I have little to say about the difficulties of measuring attractiveness except that, according to the paper, interviewers in the survey seem to have assessed the attractiveness of each participant three times over a period of several years. I would recommend using the average of these three judgments as a combined attractiveness measure. General advice is that if there is an effect, it should show up more clearly if the x-variable is measured more precisely. I don’t see a good reason to use just one of the three measures.
Reporting of results
The difference ireported in this study was 44% compared to 52%–you could say that the most attractive parents in the study were 8 percentage points more likely than the others to have girls. Or you could say that they were .08/.52=15% more likely to have girls. But on page 9 of the paper, it says, “very attractive respondents are about 26% less likely to have a son as the first child.” This crept up to 36% in this news article, which was cited by Stephen Dubner on the Freakonomics blog.

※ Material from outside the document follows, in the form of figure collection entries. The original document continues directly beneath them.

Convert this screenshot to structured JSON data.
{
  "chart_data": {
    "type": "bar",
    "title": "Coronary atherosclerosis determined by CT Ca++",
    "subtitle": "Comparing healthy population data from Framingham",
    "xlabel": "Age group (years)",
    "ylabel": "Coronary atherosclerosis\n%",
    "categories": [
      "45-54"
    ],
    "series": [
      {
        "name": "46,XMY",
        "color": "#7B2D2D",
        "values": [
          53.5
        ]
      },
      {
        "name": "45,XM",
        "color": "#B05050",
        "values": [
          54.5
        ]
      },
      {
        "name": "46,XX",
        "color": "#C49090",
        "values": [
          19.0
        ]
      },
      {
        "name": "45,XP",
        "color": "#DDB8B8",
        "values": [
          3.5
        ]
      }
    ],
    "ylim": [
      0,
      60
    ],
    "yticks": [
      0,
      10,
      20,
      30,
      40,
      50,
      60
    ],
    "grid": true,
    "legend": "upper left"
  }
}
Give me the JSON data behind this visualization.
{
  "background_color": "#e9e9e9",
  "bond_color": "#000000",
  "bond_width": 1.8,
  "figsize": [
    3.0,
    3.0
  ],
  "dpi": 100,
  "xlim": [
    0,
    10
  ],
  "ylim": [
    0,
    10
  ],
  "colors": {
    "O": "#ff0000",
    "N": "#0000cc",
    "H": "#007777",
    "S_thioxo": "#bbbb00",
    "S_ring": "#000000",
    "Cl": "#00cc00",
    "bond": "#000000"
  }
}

Where did the 26% come from? Kanazawa appears to have run a logistic regression of sex of child on an indicator for whether the parent was judged to be very attractive. The logistic regression coefficient was -0.31. Since the probabilities are near 0.5, the right way to interpret the coefficient is to divide it by 4: -0.31/4=-0.08, thus an effect of 8 percentage points (which is what we saw above). For some reason, Kanazawa exponentiated the coefficient: exp(-0.31)=0.74, then took 0.74-1=-0.26 to get a result of 26%. That calculation is inappropriate (unless there is something I’m misunderstanding here). But, of course, once it slipped past the author and the journal’s reviewers, it would be hard for a reporter to pick up on it.
Coauthors have an incentive to catch mistakes
I’m disappointed that Kanazawa couldn’t find a statistician in the Interdisciplinary Institute of Management where he works who could have checked his numbers (and also advised him against the bar graph display in his Figure 1, as well as advised him about multiple hypothesis testing). Just to be clear on this: we all make mistakes, I’m not trying to pick on Kanazawa. I think we can all do better by checking our results with others. Maybe the peer reviewers for the Journal of Theoretical Biology should’ve caught these mistakes, but in my experience there’s no substitute for adding someone on as a coauthor, who then has a real incentive to catch mistakes.
Kanazawa is looking at some interesting things, and it’s certainly possible that the effects he’s finding are real (in the sense of generalizing to the larger population). But the results could also be reasonably explained by chance. I think a proper reporting of Kanazawa’s findings would be that they are interesting, and compatible with his biological theories, but not statistically confirmed.
My point in discussing this article is not to be a party pooper or to set myself up as some sort of statistical policeman or to discourage innovative work. Having had this example brought to my attention, I was curious enough to follow it up, and then I wanted to share my newfound understanding with others. Also, this is a great example of multiple hypothesis testing for a statistics class.